Define custom statistics

The last, optional, step is to support custom statistics. You would want to do this if you wish to have customization of an existing statistic, a user-defined statistic or custom formatting (if using the develop branch).

In this case we create a file (called stats_sfc.R) that is the same name as the file imported in the functions file. This creates the statistic funny which is referenced in the list of statistics for sfc_points. For some statistics creation of a customized formatted value will also be handled here.

# Summary statistic functions for sfc

#' Funny_sf
#' 
#' @param x A vector
#' @return Length + 1
#' @export
funny_sf <- function(x) {
  length(x) + 1
}

Testing

At this point using skim(nc) should produce your output that includes skimming of the classes in your object.

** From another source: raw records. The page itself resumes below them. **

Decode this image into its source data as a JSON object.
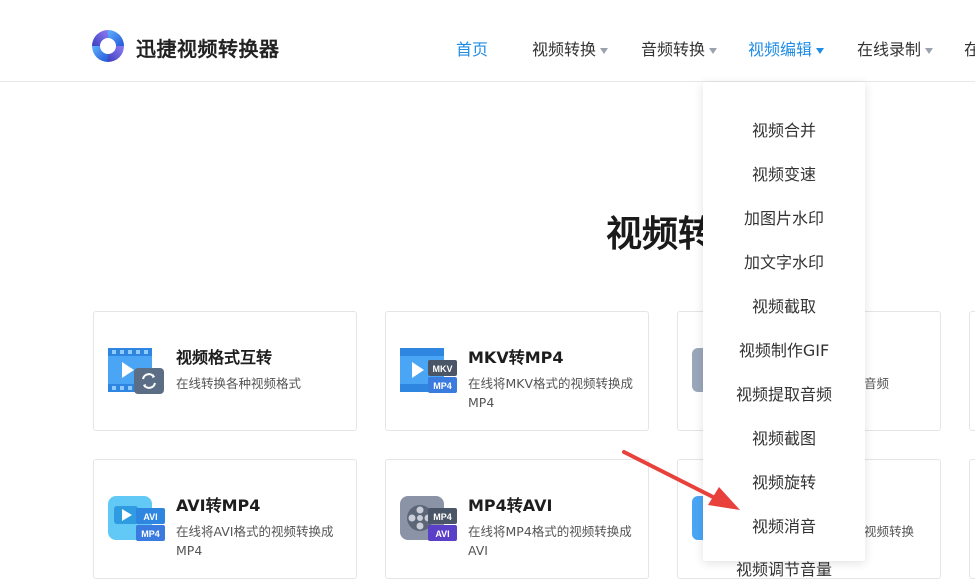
{
  "header": {
    "brand": "迅捷视频转换器",
    "nav": [
      {
        "label": "首页",
        "state": "home"
      },
      {
        "label": "视频转换",
        "state": "normal"
      },
      {
        "label": "音频转换",
        "state": "normal"
      },
      {
        "label": "视频编辑",
        "state": "active"
      },
      {
        "label": "在线录制",
        "state": "normal"
      },
      {
        "label": "在",
        "state": "cut"
      }
    ]
  },
  "main": {
    "heading": "视频转"
  },
  "cards": [
    {
      "title": "视频格式互转",
      "desc": "在线转换各种视频格式",
      "icon": "video-convert-icon"
    },
    {
      "title": "MKV转MP4",
      "desc": "在线将MKV格式的视频转换成MP4",
      "icon": "mkv-to-mp4-icon",
      "badges": [
        "MKV",
        "MP4"
      ]
    },
    {
      "title": "",
      "desc": "音频",
      "icon": "audio-icon"
    },
    {
      "title": "AVI转MP4",
      "desc": "在线将AVI格式的视频转换成MP4",
      "icon": "avi-to-mp4-icon",
      "badges": [
        "AVI",
        "MP4"
      ]
    },
    {
      "title": "MP4转AVI",
      "desc": "在线将MP4格式的视频转换成AVI",
      "icon": "mp4-to-avi-icon",
      "badges": [
        "MP4",
        "AVI"
      ]
    },
    {
      "title": "",
      "desc": "视频转换",
      "icon": "video-icon"
    }
  ],
  "dropdown": {
    "items": [
      "视频合并",
      "视频变速",
      "加图片水印",
      "加文字水印",
      "视频截取",
      "视频制作GIF",
      "视频提取音频",
      "视频截图",
      "视频旋转",
      "视频消音",
      "视频调节音量"
    ]
  },
  "colors": {
    "accent": "#1f8ce6",
    "arrow": "#e8403a"
  }
}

In our example the last tibble will be

Sfc_multipolygon Variables
# A tibble: 1 x 7
       var missing complete     n n_unique valid funny
     <chr>   <chr>    <chr> <chr>    <chr> <chr> <chr>
1 geometry       0      100   100        1   100   101

while the other tibbles will be standard skimr results.

Conclusion

This is a very simple example. For a package such as sf the custom statistics will likely be much more complex. The flexibility of skimr allows you to manage that.

Thanks to Jakub Nowosad, Tiernan Martin, Edzer Pebesma, and Michael Sumner for inspiring and helping with the development of this code.